Penelitian ini menggunakan paradigma konstruktivisme, sesuai dengan fokus DNVA pada konstruksi dalam berita. DNVA memeriksa bagaimana suatu peristiwa dianggap layak untuk diberitakan melalui sumber daya verbal dan visual, dengan fokus pada potensi makna teks dan penggunaan sumber daya semiotik untuk membentuk nilai-nilai berita tertentu (Bednarek et al., 2021). Oleh karena itu, paradigma konstruktivisme dipilih karena penelitian ini meneliti bagaimana peristiwa dikonstruksi sebagai berita, bukan mengapa peristiwa tersebut dipilih sebagai berita. Jenis penelitian yang digunakan adalah kualitatif, sejalan dengan paradigma konstruktif, karena DNVA membutuhkan pemaknaan yang dalam untuk menganalisis secara diskursif nilai-nilai berita (Bednarek & Caple, 2017). Penelitian ini membatasi ruang lingkupnya pada aspek kebahasaan nilai berita, terutama pada judul dan teras berita, dengan tujuan melihat konstruksi linguistik dari setiap nilai berita (Bednarek & Caple, 2017). Data dikumpulkan dengan mengambil artikel berita tentang perlindungan data pribadi dari Detik.com dan Kompas.com dalam rentang waktu 20 Agustus 2022 hingga 20 September 2022, dengan kata pencarian "kebocoran data" dan "perlindungan data pribadi" (Bednarek et al., 2021). Analisis data dilakukan menggunakan metode DNVA dan teknik analisis nilai berita yang diberikan oleh Bednarek dan Caple (2017), dengan fokus pada nilai-nilai seperti consonance, eliteness, impact, negativity/positivity, personalization, proximity, superlativeness, timeliness, dan unexpectedness. Teknik pengujian keabsahan data menggunakan uji kredibilitas dengan menggunakan bahan referensi untuk memastikan kebenaran data yang dikumpulkan (Bednarek et al., 2021).

 

Hasil dan Pembahasan

Gambaran Umum Media Online

Kompas.com merupakan salah satu unit bisnis yang memberikan layanan peliputan berita dalam bentuk daring dari Kompas Gramedia. Kompas memiliki Visi dan Misi “Menjadi Perusahaan yang terbesar, terbaik, terpadu, dan tersebar di Asia Tenggara melalui usaha berbasis pengetahuan yang menciptakan masyarakat terdidik, tercerahkan, menghargai kebhinekaan, dan adil sejahtera”. Sehingga Kompas Gramedia tidak hanya menyediakan peliputan berita edisi daring saja, tetapi juga tersedia edisi cetak dan broadcasting melalui televisi.

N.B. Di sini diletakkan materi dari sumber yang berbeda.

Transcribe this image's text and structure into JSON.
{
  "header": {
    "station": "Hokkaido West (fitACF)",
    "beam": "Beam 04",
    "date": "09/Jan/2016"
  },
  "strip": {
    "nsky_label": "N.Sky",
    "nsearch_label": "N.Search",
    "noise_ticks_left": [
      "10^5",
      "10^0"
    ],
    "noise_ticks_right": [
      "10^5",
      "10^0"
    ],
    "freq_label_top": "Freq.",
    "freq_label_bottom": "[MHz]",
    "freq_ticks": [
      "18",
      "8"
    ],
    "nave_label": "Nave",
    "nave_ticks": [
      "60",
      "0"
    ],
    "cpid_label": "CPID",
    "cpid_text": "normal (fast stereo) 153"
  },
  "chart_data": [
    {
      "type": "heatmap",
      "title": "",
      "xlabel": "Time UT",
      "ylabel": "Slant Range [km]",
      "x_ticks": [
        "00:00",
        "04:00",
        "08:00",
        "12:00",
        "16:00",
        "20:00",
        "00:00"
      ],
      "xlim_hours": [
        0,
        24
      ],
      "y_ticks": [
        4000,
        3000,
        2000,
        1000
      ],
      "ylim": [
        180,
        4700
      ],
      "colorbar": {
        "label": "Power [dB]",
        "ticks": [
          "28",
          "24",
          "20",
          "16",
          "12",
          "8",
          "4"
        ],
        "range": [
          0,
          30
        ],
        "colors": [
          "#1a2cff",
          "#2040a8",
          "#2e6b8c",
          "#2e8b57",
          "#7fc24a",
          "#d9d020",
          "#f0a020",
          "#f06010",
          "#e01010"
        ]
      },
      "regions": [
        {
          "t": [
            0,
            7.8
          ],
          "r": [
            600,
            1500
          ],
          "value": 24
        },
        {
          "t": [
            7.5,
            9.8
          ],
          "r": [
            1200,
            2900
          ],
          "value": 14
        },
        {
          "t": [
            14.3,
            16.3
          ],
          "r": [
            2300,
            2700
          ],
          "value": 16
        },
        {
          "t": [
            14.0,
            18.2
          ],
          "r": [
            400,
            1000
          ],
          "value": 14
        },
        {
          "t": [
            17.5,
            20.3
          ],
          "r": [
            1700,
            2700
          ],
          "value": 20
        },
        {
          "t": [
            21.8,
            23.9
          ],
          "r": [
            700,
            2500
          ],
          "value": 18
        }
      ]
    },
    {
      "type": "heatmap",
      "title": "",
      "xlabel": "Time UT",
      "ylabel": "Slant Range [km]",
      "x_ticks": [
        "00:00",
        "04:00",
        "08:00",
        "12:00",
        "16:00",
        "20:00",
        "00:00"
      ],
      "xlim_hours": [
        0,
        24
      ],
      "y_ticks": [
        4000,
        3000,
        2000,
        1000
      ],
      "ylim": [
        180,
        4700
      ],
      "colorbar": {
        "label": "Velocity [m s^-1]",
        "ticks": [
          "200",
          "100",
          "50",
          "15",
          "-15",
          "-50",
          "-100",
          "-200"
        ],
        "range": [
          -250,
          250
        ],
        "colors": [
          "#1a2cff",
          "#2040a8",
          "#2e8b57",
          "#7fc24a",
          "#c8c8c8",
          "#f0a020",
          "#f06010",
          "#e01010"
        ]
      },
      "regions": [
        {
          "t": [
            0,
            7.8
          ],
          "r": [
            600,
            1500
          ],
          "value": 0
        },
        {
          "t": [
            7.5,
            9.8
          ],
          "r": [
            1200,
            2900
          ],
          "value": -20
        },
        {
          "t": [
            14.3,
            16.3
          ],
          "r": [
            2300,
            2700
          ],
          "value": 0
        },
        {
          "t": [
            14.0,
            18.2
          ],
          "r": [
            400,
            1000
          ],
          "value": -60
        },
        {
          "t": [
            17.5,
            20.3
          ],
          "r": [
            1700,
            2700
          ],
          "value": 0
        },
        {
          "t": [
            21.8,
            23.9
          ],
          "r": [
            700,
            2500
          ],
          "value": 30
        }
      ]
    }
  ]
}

Kompas.com adalah salah satu pionir media online di Indonesia ketika pertama kali hadir di Internet pada 14 September 1995 dengan nama Kompas Online. Mulanya, Kompas Online atau KOL yang diakses dengan alamat kompas.co.id hanya menampilkan replika dari berita-berita harian Kompas yang terbit hari itu. Kemudian berkembang tidak lagi hanya mendapatkan replika harian Kompas, tapi juga mendapatkan update perkembangan berita-berita terbaru yang terjadi sepanjang hari.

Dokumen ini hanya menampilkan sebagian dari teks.